Houve problemas de liderança (do género ninguém querer chegar à frente)?

Não houve qualquer problema de liderança. Aliás, a comissão instaladora votou democraticamente na distribuição dos corpos gerentes. Aproveitando “a pergunta chegar à frente”, ela foi mais voltar para trás. Porque da votação saiu um presidente, o qual desde logo acedeu a passar a secretário, porque estava em jogo a imagem, e a divulgação política do Sindicato. E foi nomeado o Artur Jorge!

Integrou a primeira comissão directiva do SJPF. Desde então pensa que o Sindicato caminhou no sentido que esperava?

O Sindicato depois do arranque inicial (já lá vão 40 anos), naturalmente evoluiu, e conquistou todos os direitos inerentes aos profissionais de futebol. Estruturou-se profissionalmente como não poderia deixar de ser. Hoje é um dos Sindicato mais cotados no mundo do Futebol, como se comprovou com a eleição recente do presidente Joaquim Evangelista para o board da FIFPro.

Considera que falta sentido de classe aos futebolistas profissionais em Portugal?

O exemplo dado na época passada pelos jogadores espanhóis: Casillas, Puyol e Xabi Alonso ao aliarem-se à greve, mesmo sem estarem afectados, pois tinham os salários em dia, é uma demonstração de solidariedade e sentido de classe. Mais num campeonato, como o espanhol, onde os profissionais são pagos a peso de ouro. Só os jogadores mencionados foram a excepção, ao saírem em defesa dos colegas aos quais os clubes deviam 50 milhões de euros. E os outros os milionários? Fico feliz por saber por todos os jogadores da selecção portuguesa são sindicalizados. Mas por muito esforço que os dirigentes sindicais façam, e fazem, penso que é difícil existir coesão sindical numa profissão onde existe uma dicotomia salarial de ricos e pobres. Portugal está sujeito a que aconteça o mesmo que sucedeu em Espanha, dado que 80 por cento dos clubes têm os ordenados em atraso?

Profissionalmente, o que é que está a fazer neste momento?

Infelizmente, tal como milhares de portugueses, estou desempregado!

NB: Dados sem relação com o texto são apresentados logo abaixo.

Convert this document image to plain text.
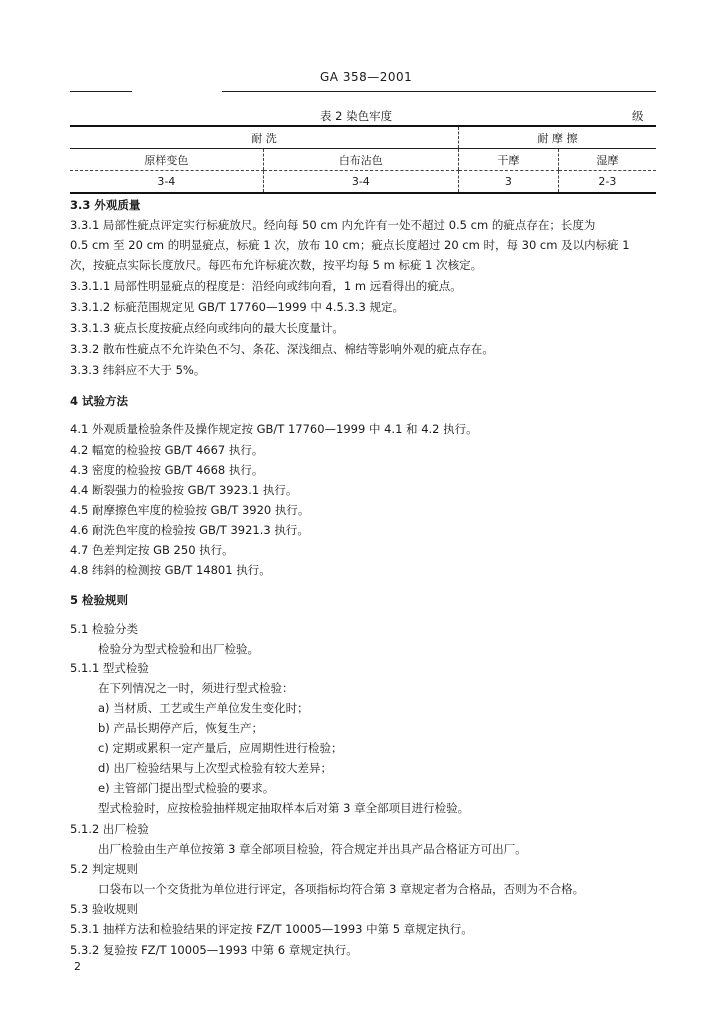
GA 358—2001
表 2 染色牢度	级
耐 洗		耐 摩 擦	
原样变色	白布沾色	干摩	湿摩
3-4	3-4	3	2-3
3.3 外观质量
3.3.1 局部性疵点评定实行标疵放尺。经向每 50 cm 内允许有一处不超过 0.5 cm 的疵点存在；长度为
0.5 cm 至 20 cm 的明显疵点，标疵 1 次，放布 10 cm；疵点长度超过 20 cm 时，每 30 cm 及以内标疵 1
次，按疵点实际长度放尺。每匹布允许标疵次数，按平均每 5 m 标疵 1 次核定。
3.3.1.1 局部性明显疵点的程度是：沿经向或纬向看，1 m 远看得出的疵点。
3.3.1.2 标疵范围规定见 GB/T 17760—1999 中 4.5.3.3 规定。
3.3.1.3 疵点长度按疵点经向或纬向的最大长度量计。
3.3.2 散布性疵点不允许染色不匀、条花、深浅细点、棉结等影响外观的疵点存在。
3.3.3 纬斜应不大于 5%。
4 试验方法
4.1 外观质量检验条件及操作规定按 GB/T 17760—1999 中 4.1 和 4.2 执行。
4.2 幅宽的检验按 GB/T 4667 执行。
4.3 密度的检验按 GB/T 4668 执行。
4.4 断裂强力的检验按 GB/T 3923.1 执行。
4.5 耐摩擦色牢度的检验按 GB/T 3920 执行。
4.6 耐洗色牢度的检验按 GB/T 3921.3 执行。
4.7 色差判定按 GB 250 执行。
4.8 纬斜的检测按 GB/T 14801 执行。
5 检验规则
5.1 检验分类
检验分为型式检验和出厂检验。
5.1.1 型式检验
在下列情况之一时，须进行型式检验：
a) 当材质、工艺或生产单位发生变化时；
b) 产品长期停产后，恢复生产；
c) 定期或累积一定产量后，应周期性进行检验；
d) 出厂检验结果与上次型式检验有较大差异；
e) 主管部门提出型式检验的要求。
型式检验时，应按检验抽样规定抽取样本后对第 3 章全部项目进行检验。
5.1.2 出厂检验
出厂检验由生产单位按第 3 章全部项目检验，符合规定并出具产品合格证方可出厂。
5.2 判定规则
口袋布以一个交货批为单位进行评定，各项指标均符合第 3 章规定者为合格品，否则为不合格。
5.3 验收规则
5.3.1 抽样方法和检验结果的评定按 FZ/T 10005—1993 中第 5 章规定执行。
5.3.2 复验按 FZ/T 10005—1993 中第 6 章规定执行。
2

Depois de ter feito toda a carreira como jogador no Sporting esperava estar a trabalhar no clube?

O ter feito a carreira num clube, não dá direito a ter a garantia de um emprego. Existem centenas de ex-jogadores que passaram pelo clube e este não pode dar trabalho a todos. O que deve é escolher aqueles que podem ser os mais úteis para as funções. A opção de escolha? Desconheço.

Ao contrário do que sucedia quando era jogador, hoje a maioria dos jogadores da I Liga é de nacionalidade estrangeira. Fica chocado com este cenário?

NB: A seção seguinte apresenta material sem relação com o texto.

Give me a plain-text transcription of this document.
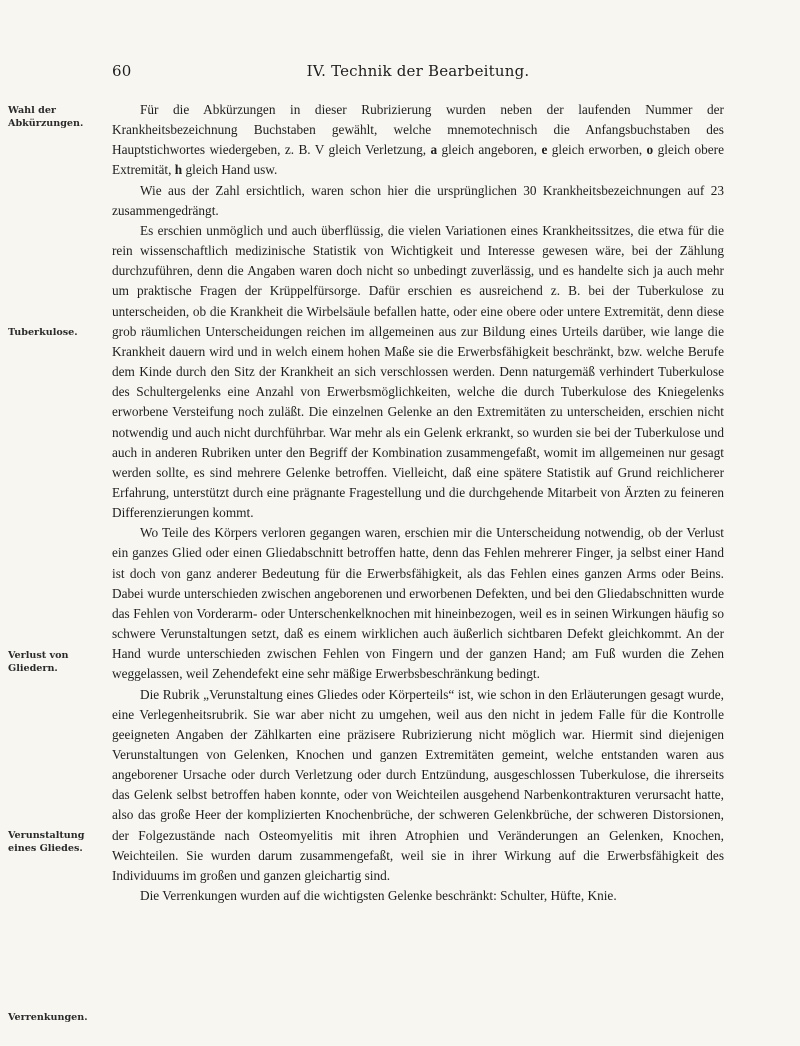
60	IV. Technik der Bearbeitung.
Wahl der Abkürzungen.
Tuberkulose.
Verlust von Gliedern.
Verunstaltung eines Gliedes.
Verrenkungen.

Für die Abkürzungen in dieser Rubrizierung wurden neben der laufenden Nummer der Krankheitsbezeichnung Buchstaben gewählt, welche mnemotechnisch die Anfangsbuchstaben des Hauptstichwortes wiedergeben, z. B. V gleich Verletzung, a gleich angeboren, e gleich erworben, o gleich obere Extremität, h gleich Hand usw.

Wie aus der Zahl ersichtlich, waren schon hier die ursprünglichen 30 Krankheitsbezeichnungen auf 23 zusammengedrängt.

Es erschien unmöglich und auch überflüssig, die vielen Variationen eines Krankheitssitzes, die etwa für die rein wissenschaftlich medizinische Statistik von Wichtigkeit und Interesse gewesen wäre, bei der Zählung durchzuführen, denn die Angaben waren doch nicht so unbedingt zuverlässig, und es handelte sich ja auch mehr um praktische Fragen der Krüppelfürsorge. Dafür erschien es ausreichend z. B. bei der Tuberkulose zu unterscheiden, ob die Krankheit die Wirbelsäule befallen hatte, oder eine obere oder untere Extremität, denn diese grob räumlichen Unterscheidungen reichen im allgemeinen aus zur Bildung eines Urteils darüber, wie lange die Krankheit dauern wird und in welch einem hohen Maße sie die Erwerbsfähigkeit beschränkt, bzw. welche Berufe dem Kinde durch den Sitz der Krankheit an sich verschlossen werden. Denn naturgemäß verhindert Tuberkulose des Schultergelenks eine Anzahl von Erwerbsmöglichkeiten, welche die durch Tuberkulose des Kniegelenks erworbene Versteifung noch zuläßt. Die einzelnen Gelenke an den Extremitäten zu unterscheiden, erschien nicht notwendig und auch nicht durchführbar. War mehr als ein Gelenk erkrankt, so wurden sie bei der Tuberkulose und auch in anderen Rubriken unter den Begriff der Kombination zusammengefaßt, womit im allgemeinen nur gesagt werden sollte, es sind mehrere Gelenke betroffen. Vielleicht, daß eine spätere Statistik auf Grund reichlicherer Erfahrung, unterstützt durch eine prägnante Fragestellung und die durchgehende Mitarbeit von Ärzten zu feineren Differenzierungen kommt.

Wo Teile des Körpers verloren gegangen waren, erschien mir die Unterscheidung notwendig, ob der Verlust ein ganzes Glied oder einen Gliedabschnitt betroffen hatte, denn das Fehlen mehrerer Finger, ja selbst einer Hand ist doch von ganz anderer Bedeutung für die Erwerbsfähigkeit, als das Fehlen eines ganzen Arms oder Beins. Dabei wurde unterschieden zwischen angeborenen und erworbenen Defekten, und bei den Gliedabschnitten wurde das Fehlen von Vorderarm- oder Unterschenkelknochen mit hineinbezogen, weil es in seinen Wirkungen häufig so schwere Verunstaltungen setzt, daß es einem wirklichen auch äußerlich sichtbaren Defekt gleichkommt. An der Hand wurde unterschieden zwischen Fehlen von Fingern und der ganzen Hand; am Fuß wurden die Zehen weggelassen, weil Zehendefekt eine sehr mäßige Erwerbsbeschränkung bedingt.

Die Rubrik „Verunstaltung eines Gliedes oder Körperteils“ ist, wie schon in den Erläuterungen gesagt wurde, eine Verlegenheitsrubrik. Sie war aber nicht zu umgehen, weil aus den nicht in jedem Falle für die Kontrolle geeigneten Angaben der Zählkarten eine präzisere Rubrizierung nicht möglich war. Hiermit sind diejenigen Verunstaltungen von Gelenken, Knochen und ganzen Extremitäten gemeint, welche entstanden waren aus angeborener Ursache oder durch Verletzung oder durch Entzündung, ausgeschlossen Tuberkulose, die ihrerseits das Gelenk selbst betroffen haben konnte, oder von Weichteilen ausgehend Narbenkontrakturen verursacht hatte, also das große Heer der komplizierten Knochenbrüche, der schweren Gelenkbrüche, der schweren Distorsionen, der Folgezustände nach Osteomyelitis mit ihren Atrophien und Veränderungen an Gelenken, Knochen, Weichteilen. Sie wurden darum zusammengefaßt, weil sie in ihrer Wirkung auf die Erwerbsfähigkeit des Individuums im großen und ganzen gleichartig sind.

Die Verrenkungen wurden auf die wichtigsten Gelenke beschränkt: Schulter, Hüfte, Knie.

Não. Este fenómeno é global, passa-se o mesmo na maioria dos países.  

Quais as razões para esta realidade?

São várias! Hoje o futebol é um negócio mercantil, onde existem vários agentes intermediários que ganham fortunas nas transferências de jogadores. Aliás como já escrevi, as empresas, leia-se clubes, estão falidos, enquanto os funcionários (jogadores, treinadores, directores remunerados das SAD e intermediários estão ricos. A apatia das federações dos vários países, que nada fazem, perante a descaracterização do futebol dos seus países. Existem clubes por esse mundo fora que não apresentam um jogador nacional nas suas equipas. Quando se afirma que nada se faz para defender os jogadores portugueses, de quem é a culpa? Dos responsáveis do desporto e do futebol português! É urgente que em concertação desportiva que o SJPF, que considero uma entidade superactiva na defesa dos jogadores e do futebol português, como interlocutor, proponha às várias entidades SEDJ, FPF, LPFP, CND, IDP, dois projectos a apresentar à UEFA e à FIFA. Primeiro: que nos campeonatos de cada país seja proibido que constem na ficha de jogo mais de quatro jogadores estrangeiros. Segundo: Para preservar os jogadores no seio dos clubes que os formaram. É fundamental que as entidades acima referidas aumentem o período de contrato entre o clube formador e os jogadores formados nas academias.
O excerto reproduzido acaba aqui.